Il résulte de la combinaison des deux textes susvisés, que la renonciation de Monsieur [T] est sans effet à l’égard de son épouse.

Les bailleurs n’ont pas fait délivrer congé à Madame veuve [T] sur le fondement des dispositions de la loi du 1er septembre 1948, seule applicable en l’espèce au bail en cours.

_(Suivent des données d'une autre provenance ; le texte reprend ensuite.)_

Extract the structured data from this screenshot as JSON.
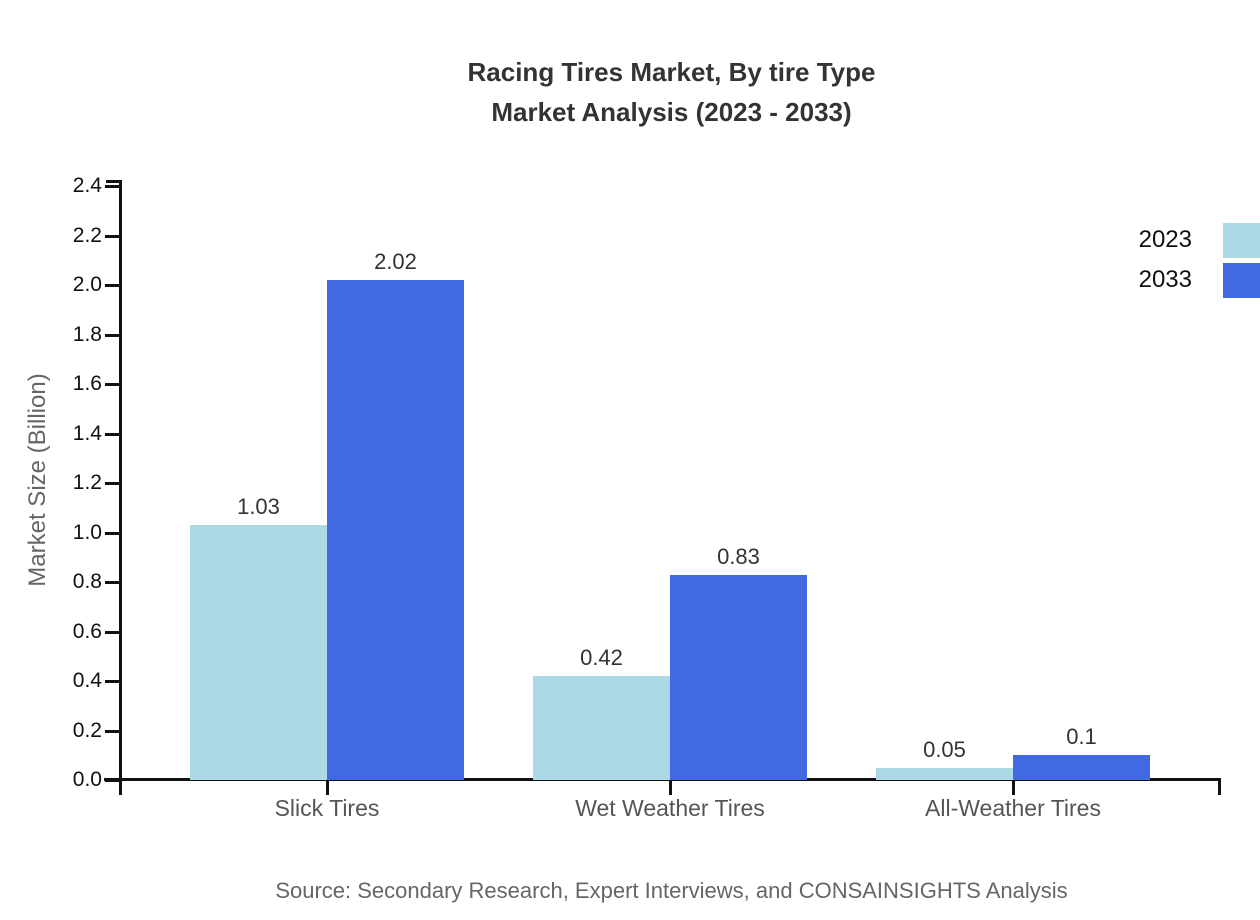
{
  "title": {
    "line1": "Racing Tires Market, By tire Type",
    "line2": "Market Analysis (2023 - 2033)"
  },
  "chart_data": {
    "type": "bar",
    "categories": [
      "Slick Tires",
      "Wet Weather Tires",
      "All-Weather Tires"
    ],
    "series": [
      {
        "name": "2023",
        "color": "#add8e6",
        "values": [
          1.03,
          0.42,
          0.05
        ]
      },
      {
        "name": "2033",
        "color": "#4169e1",
        "values": [
          2.02,
          0.83,
          0.1
        ]
      }
    ],
    "value_labels": [
      [
        "1.03",
        "0.42",
        "0.05"
      ],
      [
        "2.02",
        "0.83",
        "0.1"
      ]
    ],
    "ylabel": "Market Size (Billion)",
    "ylim": [
      0,
      2.4
    ],
    "ytick_step": 0.2,
    "ytick_labels": [
      "0.0",
      "0.2",
      "0.4",
      "0.6",
      "0.8",
      "1.0",
      "1.2",
      "1.4",
      "1.6",
      "1.8",
      "2.0",
      "2.2",
      "2.4"
    ],
    "legend_position": "top-right",
    "grid": false,
    "data_labels": true,
    "axis_color": "#111111"
  },
  "source": "Source: Secondary Research, Expert Interviews, and CONSAINSIGHTS Analysis"
}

Par suite, en l’absence de délivrance d’un tel congé, il y a lieu de confirmer le jugement déféré en ce qu’il a annulé le congé donné le 29 juin 2010 sur le fondement des dispositions de la loi du 6 juillet 1989 et dit en conséquence que le bail s’est renouvelé par tacite reconduction à l’égard de Madame [I] [T] aux conditions de la loi du 1er septembre 1948.

‘ Sur les dépens et l’application des dispositions de l’article 700 du Code de Procédure Civile

Succombant en leur recours, Monsieur et Madame [Z] [K] seront condamnés aux dépens d’appel et garderont à leur charge les frais non compris dans les dépens qu’ils ont exposés, les dispositions prises sur les dépens et les frais irrépétibles de première instance étant confirmées.

La somme qui doit être mise à la charge de Monsieur et Madame [Z] [K] au titre des frais non compris dans les dépens exposés par Madame veuve [T] peut être équitablement fixée à 1 000 €.